Untitled Flashcards Set

Forensic Definitions

• Forensic: The use or application of scientific knowledge to a point of law, especially in crime investigations.

• Computer Forensics: A sub-discipline of Digital & Multimedia Evidence involving the scientific examination, analysis, and evaluation of digital evidence in legal matters.
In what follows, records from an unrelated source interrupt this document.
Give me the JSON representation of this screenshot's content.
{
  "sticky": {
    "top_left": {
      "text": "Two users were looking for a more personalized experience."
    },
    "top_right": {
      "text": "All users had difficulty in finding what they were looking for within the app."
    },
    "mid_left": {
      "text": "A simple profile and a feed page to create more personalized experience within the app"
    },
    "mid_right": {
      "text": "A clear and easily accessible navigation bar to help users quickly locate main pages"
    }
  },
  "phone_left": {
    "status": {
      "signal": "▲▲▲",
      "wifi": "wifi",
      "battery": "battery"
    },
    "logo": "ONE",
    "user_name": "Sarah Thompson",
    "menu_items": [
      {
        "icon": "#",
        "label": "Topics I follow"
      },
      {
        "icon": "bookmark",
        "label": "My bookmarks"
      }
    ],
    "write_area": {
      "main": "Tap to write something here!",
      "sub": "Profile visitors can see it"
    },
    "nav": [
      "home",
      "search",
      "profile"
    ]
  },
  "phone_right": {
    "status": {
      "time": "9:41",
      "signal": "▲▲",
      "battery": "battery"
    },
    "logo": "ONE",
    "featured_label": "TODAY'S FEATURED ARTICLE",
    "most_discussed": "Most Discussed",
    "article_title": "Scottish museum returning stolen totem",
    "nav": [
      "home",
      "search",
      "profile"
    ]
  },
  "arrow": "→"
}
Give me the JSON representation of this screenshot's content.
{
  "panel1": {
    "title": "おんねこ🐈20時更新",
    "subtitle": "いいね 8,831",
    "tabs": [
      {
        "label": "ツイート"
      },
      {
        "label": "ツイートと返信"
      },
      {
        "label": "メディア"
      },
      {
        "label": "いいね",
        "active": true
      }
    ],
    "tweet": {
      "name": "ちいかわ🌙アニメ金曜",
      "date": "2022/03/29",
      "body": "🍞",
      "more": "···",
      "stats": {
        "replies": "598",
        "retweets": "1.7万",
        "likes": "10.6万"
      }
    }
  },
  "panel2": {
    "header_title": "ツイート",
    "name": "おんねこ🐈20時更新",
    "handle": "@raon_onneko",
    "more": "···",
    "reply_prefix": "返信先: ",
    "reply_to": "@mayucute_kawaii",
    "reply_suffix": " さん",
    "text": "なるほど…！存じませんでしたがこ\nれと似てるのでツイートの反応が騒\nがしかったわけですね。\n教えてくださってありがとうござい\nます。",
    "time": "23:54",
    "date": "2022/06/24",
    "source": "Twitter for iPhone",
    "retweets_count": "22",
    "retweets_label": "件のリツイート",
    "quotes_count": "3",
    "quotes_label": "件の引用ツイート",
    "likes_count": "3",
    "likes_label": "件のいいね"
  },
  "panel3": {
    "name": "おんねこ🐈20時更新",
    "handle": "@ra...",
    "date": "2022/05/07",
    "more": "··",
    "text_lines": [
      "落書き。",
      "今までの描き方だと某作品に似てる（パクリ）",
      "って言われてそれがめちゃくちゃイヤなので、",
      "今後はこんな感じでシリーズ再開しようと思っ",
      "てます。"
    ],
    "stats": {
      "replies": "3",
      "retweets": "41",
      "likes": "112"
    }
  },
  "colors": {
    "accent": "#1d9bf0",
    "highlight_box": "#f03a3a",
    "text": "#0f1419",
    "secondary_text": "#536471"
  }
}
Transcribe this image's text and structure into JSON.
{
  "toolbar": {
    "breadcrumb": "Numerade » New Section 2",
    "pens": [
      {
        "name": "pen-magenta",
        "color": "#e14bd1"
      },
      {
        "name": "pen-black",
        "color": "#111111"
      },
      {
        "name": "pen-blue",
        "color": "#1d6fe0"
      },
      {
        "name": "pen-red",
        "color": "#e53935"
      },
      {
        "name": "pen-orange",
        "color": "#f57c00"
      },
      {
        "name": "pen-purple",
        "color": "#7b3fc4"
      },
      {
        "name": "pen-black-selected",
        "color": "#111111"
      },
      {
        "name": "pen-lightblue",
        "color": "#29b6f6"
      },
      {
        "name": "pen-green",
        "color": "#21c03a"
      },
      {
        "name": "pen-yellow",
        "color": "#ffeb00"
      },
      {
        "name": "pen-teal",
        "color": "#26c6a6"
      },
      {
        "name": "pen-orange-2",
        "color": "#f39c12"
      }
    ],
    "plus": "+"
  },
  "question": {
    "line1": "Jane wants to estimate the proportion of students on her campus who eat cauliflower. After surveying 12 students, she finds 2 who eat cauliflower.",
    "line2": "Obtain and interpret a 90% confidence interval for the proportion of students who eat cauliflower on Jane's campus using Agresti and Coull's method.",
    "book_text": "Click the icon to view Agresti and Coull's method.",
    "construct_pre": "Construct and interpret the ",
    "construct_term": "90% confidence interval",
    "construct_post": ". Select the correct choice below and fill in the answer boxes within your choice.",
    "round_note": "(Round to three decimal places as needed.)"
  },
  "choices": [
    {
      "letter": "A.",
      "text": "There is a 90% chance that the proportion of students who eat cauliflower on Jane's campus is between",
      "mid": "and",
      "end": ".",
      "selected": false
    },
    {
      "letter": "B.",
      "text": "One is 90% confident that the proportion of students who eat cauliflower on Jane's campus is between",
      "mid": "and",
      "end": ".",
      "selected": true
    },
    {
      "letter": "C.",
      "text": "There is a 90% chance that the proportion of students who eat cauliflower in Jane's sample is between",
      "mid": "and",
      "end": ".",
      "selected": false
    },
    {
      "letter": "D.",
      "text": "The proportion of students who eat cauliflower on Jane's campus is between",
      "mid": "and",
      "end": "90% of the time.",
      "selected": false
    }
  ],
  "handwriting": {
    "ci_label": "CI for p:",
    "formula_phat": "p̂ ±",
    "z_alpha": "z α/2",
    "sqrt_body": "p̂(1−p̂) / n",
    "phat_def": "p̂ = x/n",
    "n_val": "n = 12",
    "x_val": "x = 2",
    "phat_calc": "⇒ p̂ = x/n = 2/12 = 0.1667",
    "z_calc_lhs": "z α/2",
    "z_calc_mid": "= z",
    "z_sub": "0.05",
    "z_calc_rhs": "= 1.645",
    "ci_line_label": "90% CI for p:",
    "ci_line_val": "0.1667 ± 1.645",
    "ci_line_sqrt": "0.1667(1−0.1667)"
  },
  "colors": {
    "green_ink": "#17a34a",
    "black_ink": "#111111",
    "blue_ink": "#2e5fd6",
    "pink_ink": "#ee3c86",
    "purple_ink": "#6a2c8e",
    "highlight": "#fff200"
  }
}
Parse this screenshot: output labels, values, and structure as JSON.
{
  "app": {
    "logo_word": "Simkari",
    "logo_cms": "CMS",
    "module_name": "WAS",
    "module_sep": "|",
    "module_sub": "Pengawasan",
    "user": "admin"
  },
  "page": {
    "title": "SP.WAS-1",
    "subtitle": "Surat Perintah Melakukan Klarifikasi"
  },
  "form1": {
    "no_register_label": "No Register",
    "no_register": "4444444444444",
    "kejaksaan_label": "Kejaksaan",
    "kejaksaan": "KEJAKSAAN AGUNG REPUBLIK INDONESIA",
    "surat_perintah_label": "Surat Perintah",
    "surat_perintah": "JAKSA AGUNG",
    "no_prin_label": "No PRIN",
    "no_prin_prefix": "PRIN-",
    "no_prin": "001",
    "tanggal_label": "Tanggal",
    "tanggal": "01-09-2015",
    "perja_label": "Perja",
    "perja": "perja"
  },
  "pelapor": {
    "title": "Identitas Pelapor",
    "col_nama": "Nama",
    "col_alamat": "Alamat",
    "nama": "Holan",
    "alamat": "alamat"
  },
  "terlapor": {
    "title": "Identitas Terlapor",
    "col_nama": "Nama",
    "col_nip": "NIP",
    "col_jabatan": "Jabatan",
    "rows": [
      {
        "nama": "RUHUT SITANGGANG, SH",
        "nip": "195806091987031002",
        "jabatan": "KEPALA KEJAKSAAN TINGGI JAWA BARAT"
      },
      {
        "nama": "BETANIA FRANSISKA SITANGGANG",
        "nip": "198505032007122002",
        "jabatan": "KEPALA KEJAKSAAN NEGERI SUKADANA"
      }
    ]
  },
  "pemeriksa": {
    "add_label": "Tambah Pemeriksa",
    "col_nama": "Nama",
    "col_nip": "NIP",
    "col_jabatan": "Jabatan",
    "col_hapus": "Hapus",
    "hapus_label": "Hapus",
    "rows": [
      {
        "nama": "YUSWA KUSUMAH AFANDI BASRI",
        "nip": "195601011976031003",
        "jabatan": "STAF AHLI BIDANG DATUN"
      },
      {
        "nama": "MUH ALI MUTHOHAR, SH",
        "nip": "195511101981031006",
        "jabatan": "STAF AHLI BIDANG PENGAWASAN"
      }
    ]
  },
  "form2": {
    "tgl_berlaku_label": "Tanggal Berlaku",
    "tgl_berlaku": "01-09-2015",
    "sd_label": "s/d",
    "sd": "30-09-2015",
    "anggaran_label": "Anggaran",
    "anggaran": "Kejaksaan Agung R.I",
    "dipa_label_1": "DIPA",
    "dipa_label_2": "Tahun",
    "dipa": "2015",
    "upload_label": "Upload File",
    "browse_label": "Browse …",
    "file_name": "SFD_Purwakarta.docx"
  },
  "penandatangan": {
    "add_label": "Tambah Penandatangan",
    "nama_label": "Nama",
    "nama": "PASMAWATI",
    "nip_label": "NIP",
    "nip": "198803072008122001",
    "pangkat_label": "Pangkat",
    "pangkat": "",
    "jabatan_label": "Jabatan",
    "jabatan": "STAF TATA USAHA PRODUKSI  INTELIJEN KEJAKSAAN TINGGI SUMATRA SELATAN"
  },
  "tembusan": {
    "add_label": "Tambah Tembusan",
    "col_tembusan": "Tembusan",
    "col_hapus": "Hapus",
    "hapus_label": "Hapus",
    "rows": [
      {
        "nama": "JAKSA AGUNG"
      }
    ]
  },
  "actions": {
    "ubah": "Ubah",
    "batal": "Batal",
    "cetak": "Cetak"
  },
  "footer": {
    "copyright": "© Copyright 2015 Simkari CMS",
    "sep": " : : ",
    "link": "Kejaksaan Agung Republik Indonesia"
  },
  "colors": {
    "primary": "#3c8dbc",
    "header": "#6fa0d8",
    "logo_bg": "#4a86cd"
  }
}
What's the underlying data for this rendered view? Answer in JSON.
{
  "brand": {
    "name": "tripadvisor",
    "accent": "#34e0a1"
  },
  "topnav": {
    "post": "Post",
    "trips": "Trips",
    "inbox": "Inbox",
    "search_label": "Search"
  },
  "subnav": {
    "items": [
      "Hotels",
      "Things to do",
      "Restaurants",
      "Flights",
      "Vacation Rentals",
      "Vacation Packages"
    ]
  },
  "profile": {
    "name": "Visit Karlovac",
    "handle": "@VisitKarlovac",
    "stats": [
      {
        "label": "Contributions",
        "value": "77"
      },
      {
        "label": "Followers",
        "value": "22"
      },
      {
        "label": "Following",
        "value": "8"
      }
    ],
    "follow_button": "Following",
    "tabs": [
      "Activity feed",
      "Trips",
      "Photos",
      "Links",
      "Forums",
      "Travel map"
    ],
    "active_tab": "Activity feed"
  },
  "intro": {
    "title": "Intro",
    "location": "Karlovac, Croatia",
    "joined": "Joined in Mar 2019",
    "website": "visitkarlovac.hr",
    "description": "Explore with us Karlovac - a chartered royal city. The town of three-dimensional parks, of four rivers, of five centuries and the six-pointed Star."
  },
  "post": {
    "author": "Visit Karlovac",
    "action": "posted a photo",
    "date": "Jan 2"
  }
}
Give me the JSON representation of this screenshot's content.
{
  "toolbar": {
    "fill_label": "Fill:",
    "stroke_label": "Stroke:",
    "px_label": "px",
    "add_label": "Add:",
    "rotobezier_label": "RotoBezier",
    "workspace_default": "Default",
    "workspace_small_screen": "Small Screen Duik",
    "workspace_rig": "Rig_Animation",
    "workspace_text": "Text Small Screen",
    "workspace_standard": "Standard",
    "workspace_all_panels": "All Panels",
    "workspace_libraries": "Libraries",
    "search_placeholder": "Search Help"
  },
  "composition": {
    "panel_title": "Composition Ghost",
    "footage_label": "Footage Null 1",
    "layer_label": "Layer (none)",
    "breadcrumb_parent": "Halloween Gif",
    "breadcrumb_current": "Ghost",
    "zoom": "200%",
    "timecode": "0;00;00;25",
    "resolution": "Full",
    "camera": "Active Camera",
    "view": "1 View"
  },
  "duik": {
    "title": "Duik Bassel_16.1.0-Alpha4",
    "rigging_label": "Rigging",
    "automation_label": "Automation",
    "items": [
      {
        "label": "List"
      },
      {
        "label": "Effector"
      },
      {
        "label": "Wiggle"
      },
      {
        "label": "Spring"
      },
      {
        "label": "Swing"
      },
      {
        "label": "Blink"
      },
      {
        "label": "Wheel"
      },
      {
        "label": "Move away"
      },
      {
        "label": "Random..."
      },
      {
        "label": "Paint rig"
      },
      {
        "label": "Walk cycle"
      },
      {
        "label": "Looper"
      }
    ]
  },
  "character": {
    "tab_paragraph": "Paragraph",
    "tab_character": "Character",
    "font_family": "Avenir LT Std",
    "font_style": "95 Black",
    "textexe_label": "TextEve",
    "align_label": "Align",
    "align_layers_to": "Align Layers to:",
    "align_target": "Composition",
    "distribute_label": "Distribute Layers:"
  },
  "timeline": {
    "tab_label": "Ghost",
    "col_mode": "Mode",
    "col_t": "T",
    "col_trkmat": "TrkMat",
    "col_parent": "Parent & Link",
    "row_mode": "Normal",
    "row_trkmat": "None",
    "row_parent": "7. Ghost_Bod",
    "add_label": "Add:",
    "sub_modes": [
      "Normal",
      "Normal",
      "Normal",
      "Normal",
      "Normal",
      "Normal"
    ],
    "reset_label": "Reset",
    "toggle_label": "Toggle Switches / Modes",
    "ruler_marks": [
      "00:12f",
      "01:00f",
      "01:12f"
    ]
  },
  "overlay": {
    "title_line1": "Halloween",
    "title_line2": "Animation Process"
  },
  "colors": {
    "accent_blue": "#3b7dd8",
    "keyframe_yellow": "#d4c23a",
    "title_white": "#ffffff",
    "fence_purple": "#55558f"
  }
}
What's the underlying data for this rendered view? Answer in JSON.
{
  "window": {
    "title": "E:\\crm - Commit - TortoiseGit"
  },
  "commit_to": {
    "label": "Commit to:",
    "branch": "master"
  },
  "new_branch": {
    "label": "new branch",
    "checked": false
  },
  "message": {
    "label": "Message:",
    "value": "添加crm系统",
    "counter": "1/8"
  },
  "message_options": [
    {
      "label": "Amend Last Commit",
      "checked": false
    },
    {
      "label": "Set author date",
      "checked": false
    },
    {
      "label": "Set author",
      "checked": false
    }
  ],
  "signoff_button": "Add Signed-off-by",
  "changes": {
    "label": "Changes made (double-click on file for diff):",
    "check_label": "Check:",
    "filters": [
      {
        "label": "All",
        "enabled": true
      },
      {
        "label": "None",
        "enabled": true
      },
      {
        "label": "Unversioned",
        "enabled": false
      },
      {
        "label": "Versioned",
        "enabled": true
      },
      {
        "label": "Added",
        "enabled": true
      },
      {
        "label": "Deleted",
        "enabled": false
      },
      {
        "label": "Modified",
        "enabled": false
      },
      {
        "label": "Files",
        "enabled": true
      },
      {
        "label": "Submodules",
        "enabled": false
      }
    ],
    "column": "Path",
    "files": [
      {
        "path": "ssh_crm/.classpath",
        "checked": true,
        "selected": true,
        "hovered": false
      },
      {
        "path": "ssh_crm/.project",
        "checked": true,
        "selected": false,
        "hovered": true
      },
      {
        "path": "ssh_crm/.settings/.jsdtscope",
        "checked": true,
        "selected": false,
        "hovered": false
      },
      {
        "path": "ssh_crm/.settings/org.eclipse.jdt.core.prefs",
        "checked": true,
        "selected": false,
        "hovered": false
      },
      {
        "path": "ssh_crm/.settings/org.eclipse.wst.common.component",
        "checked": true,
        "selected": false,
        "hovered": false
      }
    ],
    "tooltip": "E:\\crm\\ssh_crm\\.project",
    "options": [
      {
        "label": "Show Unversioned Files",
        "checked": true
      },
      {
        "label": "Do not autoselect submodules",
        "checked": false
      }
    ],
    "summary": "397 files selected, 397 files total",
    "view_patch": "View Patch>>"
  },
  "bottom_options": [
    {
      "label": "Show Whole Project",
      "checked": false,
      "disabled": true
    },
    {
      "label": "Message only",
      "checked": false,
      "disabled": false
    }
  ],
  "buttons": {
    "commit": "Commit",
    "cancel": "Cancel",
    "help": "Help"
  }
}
• Acquisition: The process of duplicating, copying, or imaging digital evidence.

• Original Evidence: Physical items and associated data at the time of seizure.

• Examination: A technical review that makes evidence visible and suitable for analysis; tests performed to determine specific data presence.

• Data Extraction: Identifying and recovering information that may not be immediately apparent.

• Analysis: Reviewing examination results for significance and probative value.

• Data Analysis: Assessing the information within the media.

• Digital Evidence: Information stored or transmitted in binary form that may be used in court.

• Chain of Custody: Chronological documentation of evidence movement, location, and possession.

Storage & System Terms

• Basic Input/Output System (BIOS): Routines stored in ROM that enable a computer to start the OS and communicate with devices.

• Archiving: Storing data for long-term availability and retrieval.

• File Slack: Space between the logical end of a file and the last allocation unit.

• Free Space: Available data storage areas, possibly containing previously stored information (a.k.a. Unallocated Space).

• Unallocated Space: Storage units not assigned to active files, may contain remnants of deleted data.

Investigators' Office

• Accreditation: Labs can receive credit by following established forensic standards.

• Evidence Locker: Secure storage location for evidence.

• Disaster Recovery Plan: Ensures restoration of workstations and investigation files after catastrophic events (e.g., virus contamination, reconfiguration).

Legal Framework & Investigations

Federal & Legal Considerations

• Federal Rules of Evidence (FRE): Created for consistency in federal proceedings; do not apply uniformly to states.

• Fourth Amendment: Protects individuals from unlawful searches.

• Data Recovery: A different form of digital forensics.

• Search & Seizure: Examiners must be familiar with recent court rulings.

Types of Investigations

Public Sector Investigations

• Conducted by government agencies for criminal investigations and prosecutions.

Private Sector Investigations

• Focus: Company policy violations.

• Examples:

  • Email harassment

  • Data falsification

  • Discrimination (age, gender, etc.)

  • Embezzlement

  • Industrial espionage

• Policies: Defined by an “Acceptable Use Policy” regulating computer/network use.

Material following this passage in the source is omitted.